Frutífera, entusiasmante e auspiciosa. Os primórdios da relação entre José Mourinho e a AS Roma foram efervescentes e não prenunciavam um final assim O aeroporto da capital encheu para o receber em apoteose. “Não estamos aqui de férias ou turismo, mas sim para trabalhar”, declarou, cachecol ao pescoço e arco apontado ao coração dos adeptos para disparar uma seta certeira. “O nome da Roma é muito forte e confunde-se com a cidade”, acrescentou.

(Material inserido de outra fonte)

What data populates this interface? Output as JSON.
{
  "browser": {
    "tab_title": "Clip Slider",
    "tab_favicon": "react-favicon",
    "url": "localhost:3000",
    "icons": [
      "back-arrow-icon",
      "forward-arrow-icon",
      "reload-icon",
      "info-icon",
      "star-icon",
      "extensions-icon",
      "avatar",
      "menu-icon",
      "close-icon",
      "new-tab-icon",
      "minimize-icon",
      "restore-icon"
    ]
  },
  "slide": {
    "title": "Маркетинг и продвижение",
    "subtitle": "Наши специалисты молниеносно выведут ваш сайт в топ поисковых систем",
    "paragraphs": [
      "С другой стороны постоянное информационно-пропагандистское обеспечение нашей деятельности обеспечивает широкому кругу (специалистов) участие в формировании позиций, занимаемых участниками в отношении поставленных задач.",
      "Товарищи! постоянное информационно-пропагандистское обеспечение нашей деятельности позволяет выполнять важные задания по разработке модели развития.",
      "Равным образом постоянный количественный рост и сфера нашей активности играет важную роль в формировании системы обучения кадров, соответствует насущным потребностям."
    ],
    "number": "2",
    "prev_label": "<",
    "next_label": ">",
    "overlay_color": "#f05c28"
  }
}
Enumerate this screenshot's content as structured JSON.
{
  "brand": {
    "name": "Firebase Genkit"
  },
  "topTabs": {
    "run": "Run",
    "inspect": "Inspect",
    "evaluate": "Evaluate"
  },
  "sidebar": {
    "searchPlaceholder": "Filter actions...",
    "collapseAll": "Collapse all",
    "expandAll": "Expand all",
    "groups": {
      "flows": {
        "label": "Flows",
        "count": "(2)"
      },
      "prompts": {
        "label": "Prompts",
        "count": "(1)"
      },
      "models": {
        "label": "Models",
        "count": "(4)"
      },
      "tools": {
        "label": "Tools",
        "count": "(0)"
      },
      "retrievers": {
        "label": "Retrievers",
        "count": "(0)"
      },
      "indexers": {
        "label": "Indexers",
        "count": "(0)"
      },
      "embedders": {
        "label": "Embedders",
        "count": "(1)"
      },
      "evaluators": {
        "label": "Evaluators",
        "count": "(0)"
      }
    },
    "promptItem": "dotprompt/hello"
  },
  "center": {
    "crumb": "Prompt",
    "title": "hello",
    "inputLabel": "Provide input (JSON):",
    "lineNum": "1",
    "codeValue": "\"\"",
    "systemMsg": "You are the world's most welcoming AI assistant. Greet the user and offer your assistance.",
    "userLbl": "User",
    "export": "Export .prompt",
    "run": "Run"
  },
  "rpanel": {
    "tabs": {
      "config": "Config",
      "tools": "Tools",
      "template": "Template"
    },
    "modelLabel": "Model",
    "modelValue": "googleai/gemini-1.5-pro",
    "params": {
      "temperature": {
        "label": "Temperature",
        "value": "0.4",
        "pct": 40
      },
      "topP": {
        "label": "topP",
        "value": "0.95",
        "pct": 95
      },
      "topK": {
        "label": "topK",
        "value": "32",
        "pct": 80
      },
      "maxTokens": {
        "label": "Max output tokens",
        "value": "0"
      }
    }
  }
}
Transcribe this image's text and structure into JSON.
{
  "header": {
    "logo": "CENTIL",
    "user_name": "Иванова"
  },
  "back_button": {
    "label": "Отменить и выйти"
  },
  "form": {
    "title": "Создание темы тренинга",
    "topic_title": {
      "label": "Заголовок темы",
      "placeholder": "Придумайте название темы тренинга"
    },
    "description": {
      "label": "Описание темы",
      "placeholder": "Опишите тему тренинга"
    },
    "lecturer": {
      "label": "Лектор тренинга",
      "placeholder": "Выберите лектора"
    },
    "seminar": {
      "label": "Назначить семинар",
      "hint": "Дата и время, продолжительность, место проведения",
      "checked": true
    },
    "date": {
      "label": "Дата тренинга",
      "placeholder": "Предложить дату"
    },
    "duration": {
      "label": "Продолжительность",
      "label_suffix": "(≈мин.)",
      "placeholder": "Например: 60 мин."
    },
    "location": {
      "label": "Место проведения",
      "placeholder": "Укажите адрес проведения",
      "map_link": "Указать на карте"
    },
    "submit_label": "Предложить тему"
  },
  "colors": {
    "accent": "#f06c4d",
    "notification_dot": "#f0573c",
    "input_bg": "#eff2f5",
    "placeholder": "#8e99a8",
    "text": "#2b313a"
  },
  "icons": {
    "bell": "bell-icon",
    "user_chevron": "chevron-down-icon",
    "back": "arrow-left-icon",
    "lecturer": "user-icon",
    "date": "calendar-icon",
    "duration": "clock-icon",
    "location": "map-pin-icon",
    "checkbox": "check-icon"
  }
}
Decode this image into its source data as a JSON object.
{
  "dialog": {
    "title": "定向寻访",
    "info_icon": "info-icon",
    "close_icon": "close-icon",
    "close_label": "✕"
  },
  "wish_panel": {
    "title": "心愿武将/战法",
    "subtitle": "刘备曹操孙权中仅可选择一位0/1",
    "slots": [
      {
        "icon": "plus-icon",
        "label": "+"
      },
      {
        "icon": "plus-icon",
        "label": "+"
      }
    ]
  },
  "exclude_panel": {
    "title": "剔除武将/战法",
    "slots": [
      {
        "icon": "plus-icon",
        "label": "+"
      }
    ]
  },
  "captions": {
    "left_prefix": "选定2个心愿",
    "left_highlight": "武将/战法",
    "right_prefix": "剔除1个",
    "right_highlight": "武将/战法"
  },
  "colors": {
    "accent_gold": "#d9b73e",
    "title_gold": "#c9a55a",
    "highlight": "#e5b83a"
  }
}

O Olímpico de Roma, velhinho estádio da capital, testou a suas costuras desde o verão de 2021. Encheu-se até ao tutano em quase todos os jogos da Série A desde então - chego a ter a lotação esgotada em 36 jogos seguidos -, as gentes a reagirem ao frenesim da contratação de um treinador hábil a falar às emoções para as lograr gerir com bisturi. Os donos norte-americanos da AS Roma souberam apelar à ligação com os adeptos: nesses primeiros dias, ofereceram a Mourinho uma vespa branca com um autocolante da loba romana que alimentou Rómulo e Remo, lenda da cidade estampada na motorizada que o português levou a passear no centro de treinos do clube.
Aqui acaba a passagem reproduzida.